About Getting Back Home
Perception gets painted as a grand illusion in the Lankavatara Sutra, where what feels “real” is just ripples on the surface of consciousness. Like a magician’s sleight of hand, the world of sights, sounds and sensations turns out to be projections fueled by the alaya-vijñāna, the ever‐churning “storehouse” of karmic seeds. Every moment experienced is shaped by past impressions lurking in that deep reservoir—think of social media algorithms feeding personalized newsfeeds today. Reality, then, resembles a virtual landscape: vivid, compelling, yet ultimately constructed.
This text rides the Yogācāra wave, insisting there’s no external object independent of mind. When someone gazes at a mountain or scrolls through a feed of curated images, what’s really happening is consciousness reflecting upon itself, like a mirror witnessing its own reflection. Any duality—subject here, object there—is simply a thought‐fabricated boundary. Once caught up in the drama of “me vs. that,” suffering tags along.
But there’s a twist: the sutra doesn’t leave perception hanging in skepticism.
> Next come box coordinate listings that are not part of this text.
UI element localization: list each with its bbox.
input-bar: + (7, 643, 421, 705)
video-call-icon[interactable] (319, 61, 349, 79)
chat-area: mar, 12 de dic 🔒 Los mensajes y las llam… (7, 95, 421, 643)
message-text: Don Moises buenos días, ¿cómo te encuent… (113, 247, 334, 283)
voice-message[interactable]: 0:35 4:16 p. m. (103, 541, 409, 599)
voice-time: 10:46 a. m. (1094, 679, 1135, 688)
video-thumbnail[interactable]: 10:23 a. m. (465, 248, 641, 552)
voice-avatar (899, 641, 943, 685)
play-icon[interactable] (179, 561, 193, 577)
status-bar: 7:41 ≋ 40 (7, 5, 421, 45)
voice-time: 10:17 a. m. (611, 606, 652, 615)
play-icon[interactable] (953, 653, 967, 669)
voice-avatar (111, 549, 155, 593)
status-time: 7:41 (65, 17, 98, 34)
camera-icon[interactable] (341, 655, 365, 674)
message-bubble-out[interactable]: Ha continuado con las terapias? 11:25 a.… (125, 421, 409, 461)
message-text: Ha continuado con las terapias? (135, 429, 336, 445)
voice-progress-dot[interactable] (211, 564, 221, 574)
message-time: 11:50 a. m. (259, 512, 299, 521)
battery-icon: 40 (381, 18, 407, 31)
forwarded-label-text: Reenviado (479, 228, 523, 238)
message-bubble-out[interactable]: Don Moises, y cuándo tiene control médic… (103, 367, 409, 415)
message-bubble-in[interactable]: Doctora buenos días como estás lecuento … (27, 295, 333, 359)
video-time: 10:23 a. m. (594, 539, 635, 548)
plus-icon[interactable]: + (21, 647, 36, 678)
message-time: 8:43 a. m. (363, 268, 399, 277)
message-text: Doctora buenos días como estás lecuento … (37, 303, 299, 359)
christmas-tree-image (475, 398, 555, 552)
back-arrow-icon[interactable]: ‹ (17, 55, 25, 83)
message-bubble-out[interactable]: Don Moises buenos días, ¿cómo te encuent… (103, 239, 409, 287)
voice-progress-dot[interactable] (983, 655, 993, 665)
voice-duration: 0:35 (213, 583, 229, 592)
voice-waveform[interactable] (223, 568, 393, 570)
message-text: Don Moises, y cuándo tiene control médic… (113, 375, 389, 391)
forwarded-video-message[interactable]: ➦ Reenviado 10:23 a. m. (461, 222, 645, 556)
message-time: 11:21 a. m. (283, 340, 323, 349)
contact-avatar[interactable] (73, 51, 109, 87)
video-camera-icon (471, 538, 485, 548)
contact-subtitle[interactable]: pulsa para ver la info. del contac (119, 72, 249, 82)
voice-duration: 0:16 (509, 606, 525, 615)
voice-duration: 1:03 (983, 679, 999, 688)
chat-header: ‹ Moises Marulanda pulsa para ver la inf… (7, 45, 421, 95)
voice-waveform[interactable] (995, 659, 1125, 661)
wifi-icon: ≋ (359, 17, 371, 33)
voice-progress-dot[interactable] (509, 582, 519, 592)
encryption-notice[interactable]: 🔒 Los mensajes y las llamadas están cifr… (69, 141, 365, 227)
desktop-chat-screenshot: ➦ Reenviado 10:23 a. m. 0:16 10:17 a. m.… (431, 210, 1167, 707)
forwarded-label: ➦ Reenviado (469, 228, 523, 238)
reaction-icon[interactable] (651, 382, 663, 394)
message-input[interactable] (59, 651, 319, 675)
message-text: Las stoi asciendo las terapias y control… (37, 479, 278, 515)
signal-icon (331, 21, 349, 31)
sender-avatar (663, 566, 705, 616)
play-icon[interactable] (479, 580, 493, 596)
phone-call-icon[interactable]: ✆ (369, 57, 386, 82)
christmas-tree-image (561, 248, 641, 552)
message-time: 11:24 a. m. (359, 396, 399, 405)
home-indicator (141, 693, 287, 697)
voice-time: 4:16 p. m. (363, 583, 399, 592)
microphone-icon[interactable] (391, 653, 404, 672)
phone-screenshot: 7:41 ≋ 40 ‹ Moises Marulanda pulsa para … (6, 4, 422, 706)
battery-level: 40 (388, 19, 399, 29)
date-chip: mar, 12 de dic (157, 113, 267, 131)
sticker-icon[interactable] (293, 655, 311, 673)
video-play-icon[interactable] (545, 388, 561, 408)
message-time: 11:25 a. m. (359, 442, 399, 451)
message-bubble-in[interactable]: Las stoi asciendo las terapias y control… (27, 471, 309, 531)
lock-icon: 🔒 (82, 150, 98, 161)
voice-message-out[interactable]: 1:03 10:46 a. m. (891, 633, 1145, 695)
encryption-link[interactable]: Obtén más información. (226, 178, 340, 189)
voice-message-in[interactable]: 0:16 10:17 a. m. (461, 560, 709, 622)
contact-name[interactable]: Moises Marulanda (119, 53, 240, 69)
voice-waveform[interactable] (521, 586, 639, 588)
Right awareness unveils the Buddha‐nature imbued in every fluctuating moment. By recognizing that all appearances are empty—void of intrinsic selfhood—mental knots start to loosen. It’s akin to spotting a deepfake for what it is; the spell breaks. That luminous, unwavering groundness remains.
In today’s world, where AI‐generated content and echo chambers blur fact and fiction, the Lankavatara Sutra’s message feels surprisingly on point. Peeling back layers of illusion isn’t about denial but about awakening to an unshakable clarity at the heart of experience. Perception may dazzle, but reality isn’t in the show—it’s the screen making it all possible.